Insurers, including Zurich, win ruling in battle with Coal Authority over subsidence affected residential properties

Gavel ban

A clutch of insurers have won a Land Tribunal ruling in a long-ruining battle with the Coal Authority.

The case related to 24 subsidence affected residential properties in Rosewell, near Edinburgh. Out of Cunnigham Lindsey’s clients, Zurich had the largest number of insureds.

The Coal Authority originally rejected liability in 2004. Convinced that this decision was wrong, mining experts from Cunningham Lindsey’s project managed subsidence team, working on behalf of the consortium, then appointed specialist consultant engineers, Wardell Armstrong, to investigate further.

After a comprehensive review, they formed the opinion that the most probable cause of damage to these properties was areal subsidence associated with old coal mine workings in the Whitehill Great seam, some 30m below the affected area of the village.
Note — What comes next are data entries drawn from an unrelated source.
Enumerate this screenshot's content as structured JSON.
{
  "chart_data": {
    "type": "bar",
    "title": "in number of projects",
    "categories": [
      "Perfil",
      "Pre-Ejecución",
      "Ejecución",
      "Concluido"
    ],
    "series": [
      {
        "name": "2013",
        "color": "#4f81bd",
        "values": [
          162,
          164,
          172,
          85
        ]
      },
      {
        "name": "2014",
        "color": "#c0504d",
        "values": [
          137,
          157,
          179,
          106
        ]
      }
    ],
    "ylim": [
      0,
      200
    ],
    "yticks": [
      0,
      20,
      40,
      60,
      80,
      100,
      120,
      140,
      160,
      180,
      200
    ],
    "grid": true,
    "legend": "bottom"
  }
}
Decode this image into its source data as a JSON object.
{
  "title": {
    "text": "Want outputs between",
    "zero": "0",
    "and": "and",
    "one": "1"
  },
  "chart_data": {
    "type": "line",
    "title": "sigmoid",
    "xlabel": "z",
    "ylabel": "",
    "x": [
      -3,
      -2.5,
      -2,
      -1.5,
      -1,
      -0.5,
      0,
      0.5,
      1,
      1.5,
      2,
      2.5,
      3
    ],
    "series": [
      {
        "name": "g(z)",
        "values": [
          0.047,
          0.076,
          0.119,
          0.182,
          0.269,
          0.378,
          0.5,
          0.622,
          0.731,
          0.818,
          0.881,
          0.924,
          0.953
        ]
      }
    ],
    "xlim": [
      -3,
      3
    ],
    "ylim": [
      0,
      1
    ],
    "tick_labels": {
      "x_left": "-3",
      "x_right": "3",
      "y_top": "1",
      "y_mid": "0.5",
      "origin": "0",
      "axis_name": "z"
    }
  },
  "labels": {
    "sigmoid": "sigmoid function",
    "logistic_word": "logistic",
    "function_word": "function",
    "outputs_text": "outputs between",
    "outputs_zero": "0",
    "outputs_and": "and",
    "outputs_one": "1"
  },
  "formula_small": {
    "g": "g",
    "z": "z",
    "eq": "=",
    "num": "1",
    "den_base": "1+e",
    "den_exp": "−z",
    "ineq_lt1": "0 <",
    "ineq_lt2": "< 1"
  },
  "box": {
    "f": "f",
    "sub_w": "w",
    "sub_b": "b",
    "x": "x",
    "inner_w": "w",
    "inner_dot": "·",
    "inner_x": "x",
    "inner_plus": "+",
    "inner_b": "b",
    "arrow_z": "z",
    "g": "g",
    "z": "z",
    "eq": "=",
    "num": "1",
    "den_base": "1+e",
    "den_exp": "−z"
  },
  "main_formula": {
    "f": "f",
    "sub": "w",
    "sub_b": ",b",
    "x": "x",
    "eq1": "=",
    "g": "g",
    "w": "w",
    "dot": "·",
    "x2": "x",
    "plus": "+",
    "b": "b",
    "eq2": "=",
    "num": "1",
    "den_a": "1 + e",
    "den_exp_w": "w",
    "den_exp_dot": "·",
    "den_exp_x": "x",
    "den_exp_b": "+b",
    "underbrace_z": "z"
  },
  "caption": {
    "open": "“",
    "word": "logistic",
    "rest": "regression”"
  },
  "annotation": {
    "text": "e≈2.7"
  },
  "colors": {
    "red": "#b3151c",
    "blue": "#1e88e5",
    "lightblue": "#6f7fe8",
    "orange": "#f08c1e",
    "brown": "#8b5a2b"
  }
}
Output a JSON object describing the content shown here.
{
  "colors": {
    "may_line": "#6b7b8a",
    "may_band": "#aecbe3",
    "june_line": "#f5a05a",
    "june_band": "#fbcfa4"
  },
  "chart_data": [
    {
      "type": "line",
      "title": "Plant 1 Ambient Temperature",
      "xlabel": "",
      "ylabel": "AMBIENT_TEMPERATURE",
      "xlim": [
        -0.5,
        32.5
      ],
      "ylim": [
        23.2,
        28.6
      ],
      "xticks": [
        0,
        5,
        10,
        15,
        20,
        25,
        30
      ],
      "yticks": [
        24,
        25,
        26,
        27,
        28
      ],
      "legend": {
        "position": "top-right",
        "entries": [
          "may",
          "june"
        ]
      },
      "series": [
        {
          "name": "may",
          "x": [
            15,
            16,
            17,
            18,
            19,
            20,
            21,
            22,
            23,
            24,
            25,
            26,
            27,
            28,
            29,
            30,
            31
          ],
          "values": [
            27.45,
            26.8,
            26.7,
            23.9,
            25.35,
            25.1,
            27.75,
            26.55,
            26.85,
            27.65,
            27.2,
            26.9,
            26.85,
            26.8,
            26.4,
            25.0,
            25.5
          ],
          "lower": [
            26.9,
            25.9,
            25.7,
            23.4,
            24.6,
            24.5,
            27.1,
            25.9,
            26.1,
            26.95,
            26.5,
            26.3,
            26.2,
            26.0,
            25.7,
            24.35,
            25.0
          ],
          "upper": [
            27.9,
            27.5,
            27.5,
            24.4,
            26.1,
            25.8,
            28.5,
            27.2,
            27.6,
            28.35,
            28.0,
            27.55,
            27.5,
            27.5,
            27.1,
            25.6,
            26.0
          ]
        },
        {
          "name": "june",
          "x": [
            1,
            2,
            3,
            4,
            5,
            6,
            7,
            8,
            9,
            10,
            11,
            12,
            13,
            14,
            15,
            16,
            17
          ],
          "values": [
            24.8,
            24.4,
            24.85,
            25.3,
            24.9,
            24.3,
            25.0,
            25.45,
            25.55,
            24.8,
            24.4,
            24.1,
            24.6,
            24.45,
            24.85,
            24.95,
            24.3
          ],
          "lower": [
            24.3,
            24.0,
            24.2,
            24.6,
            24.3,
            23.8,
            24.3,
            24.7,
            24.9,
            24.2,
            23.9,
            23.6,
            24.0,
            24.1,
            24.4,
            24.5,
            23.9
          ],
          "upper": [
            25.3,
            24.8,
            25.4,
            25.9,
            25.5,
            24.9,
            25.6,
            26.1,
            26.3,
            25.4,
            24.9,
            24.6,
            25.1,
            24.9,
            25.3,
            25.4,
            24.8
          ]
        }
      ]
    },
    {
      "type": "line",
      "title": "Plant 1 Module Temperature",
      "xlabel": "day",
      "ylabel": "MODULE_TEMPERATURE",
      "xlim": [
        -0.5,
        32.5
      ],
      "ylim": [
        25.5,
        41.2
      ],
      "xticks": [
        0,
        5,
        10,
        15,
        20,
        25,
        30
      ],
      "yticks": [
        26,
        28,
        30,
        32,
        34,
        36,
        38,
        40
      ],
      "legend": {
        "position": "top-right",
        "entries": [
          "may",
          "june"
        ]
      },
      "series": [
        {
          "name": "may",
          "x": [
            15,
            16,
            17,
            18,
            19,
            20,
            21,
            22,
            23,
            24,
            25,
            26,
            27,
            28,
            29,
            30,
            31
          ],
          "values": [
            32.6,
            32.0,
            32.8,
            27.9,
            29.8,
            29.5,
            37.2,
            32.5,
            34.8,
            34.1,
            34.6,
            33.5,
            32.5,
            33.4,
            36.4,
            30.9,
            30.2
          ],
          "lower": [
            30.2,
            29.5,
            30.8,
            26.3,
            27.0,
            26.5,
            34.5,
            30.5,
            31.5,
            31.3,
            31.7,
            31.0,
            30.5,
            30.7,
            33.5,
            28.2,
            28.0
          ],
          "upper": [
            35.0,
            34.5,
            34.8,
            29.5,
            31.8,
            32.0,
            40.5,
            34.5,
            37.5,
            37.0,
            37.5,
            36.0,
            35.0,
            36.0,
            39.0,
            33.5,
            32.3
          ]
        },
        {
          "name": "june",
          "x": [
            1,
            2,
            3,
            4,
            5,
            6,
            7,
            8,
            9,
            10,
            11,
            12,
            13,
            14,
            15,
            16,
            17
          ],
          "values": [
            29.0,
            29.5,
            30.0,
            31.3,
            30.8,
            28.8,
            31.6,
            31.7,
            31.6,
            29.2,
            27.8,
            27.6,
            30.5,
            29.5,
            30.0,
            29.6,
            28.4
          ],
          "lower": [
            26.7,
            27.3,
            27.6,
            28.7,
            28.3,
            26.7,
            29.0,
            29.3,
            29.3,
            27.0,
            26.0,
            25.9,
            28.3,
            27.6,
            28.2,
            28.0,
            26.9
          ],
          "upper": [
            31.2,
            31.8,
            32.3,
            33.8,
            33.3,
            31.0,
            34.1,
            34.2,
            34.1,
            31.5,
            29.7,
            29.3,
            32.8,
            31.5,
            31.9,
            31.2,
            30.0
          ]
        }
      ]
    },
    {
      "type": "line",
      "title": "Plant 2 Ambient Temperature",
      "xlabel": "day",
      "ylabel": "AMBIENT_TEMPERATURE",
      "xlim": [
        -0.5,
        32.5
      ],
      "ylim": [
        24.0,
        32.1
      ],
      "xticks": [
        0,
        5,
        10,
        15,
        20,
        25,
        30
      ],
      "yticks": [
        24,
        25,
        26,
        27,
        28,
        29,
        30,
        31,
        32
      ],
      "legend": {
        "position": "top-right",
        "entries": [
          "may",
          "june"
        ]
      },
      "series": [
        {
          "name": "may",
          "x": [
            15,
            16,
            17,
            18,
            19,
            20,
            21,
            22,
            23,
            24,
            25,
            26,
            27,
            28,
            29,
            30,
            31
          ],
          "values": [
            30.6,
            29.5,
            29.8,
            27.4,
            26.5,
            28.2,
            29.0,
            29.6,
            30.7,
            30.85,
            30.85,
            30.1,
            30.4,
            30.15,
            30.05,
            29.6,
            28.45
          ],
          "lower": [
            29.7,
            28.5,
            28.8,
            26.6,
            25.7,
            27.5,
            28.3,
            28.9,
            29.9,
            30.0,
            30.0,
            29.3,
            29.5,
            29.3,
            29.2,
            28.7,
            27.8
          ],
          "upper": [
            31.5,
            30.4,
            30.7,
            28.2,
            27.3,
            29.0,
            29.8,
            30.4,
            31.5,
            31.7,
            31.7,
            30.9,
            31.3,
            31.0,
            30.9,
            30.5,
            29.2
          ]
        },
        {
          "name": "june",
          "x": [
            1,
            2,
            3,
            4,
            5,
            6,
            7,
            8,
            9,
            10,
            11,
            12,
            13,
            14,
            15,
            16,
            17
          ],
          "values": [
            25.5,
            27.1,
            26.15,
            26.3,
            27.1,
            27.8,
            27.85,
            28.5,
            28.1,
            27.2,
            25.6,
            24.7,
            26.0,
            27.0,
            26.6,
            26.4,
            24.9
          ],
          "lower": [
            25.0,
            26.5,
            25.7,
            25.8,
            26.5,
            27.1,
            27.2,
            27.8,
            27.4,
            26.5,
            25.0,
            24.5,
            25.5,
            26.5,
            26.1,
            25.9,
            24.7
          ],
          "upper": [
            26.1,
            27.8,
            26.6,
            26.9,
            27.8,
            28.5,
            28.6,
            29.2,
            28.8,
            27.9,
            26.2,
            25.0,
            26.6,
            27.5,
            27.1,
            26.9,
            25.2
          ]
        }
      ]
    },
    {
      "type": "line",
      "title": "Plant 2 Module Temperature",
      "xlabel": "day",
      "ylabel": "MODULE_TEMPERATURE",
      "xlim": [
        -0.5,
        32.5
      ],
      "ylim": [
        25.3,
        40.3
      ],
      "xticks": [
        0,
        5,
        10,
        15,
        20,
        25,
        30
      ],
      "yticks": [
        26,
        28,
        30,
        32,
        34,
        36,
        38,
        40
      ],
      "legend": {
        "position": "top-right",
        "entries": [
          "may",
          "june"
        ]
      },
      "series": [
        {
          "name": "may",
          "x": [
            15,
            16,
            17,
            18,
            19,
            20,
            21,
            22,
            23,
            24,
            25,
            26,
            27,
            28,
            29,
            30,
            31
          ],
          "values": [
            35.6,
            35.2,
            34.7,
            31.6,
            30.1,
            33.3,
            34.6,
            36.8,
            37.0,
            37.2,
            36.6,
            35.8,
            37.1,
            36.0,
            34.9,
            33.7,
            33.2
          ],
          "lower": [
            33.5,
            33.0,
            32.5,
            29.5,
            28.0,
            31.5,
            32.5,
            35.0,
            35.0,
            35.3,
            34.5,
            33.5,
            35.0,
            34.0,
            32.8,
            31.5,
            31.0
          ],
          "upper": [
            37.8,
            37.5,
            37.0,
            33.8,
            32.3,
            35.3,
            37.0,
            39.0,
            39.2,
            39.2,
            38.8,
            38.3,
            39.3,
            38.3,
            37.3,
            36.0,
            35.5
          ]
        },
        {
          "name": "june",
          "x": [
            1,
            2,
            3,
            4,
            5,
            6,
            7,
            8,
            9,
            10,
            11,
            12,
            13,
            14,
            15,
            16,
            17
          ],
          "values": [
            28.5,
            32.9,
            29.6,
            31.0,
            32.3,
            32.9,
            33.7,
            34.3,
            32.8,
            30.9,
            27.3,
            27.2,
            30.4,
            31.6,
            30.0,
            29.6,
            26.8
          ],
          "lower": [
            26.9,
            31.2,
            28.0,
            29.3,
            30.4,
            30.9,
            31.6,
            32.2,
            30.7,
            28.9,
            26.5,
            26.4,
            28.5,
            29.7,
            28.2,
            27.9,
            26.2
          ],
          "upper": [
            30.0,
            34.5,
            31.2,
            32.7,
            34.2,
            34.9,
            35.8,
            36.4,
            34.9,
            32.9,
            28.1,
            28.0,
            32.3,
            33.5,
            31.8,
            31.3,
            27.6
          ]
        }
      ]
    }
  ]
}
In February this year, the Lands Tribunal advised that Wardell Armstrong’s evidence had been preferred and the decision was found in favour of insurers.

The Lands Tribunal also concluded that the Coal Authority are liable for the necessary mine stabilisation works, which establishes an important precedent for similar cases in the future.

The Coal Authority has not appealed against the Tribunal’s ruling. The case continues in order to determine what proportion of the costs incurred, estimated at around £3 million, can be recovered by insurers from the Coal Authority. In the proceedings, the consortium was represented by Counsel instructed by Simpson & Marwick, Solicitors.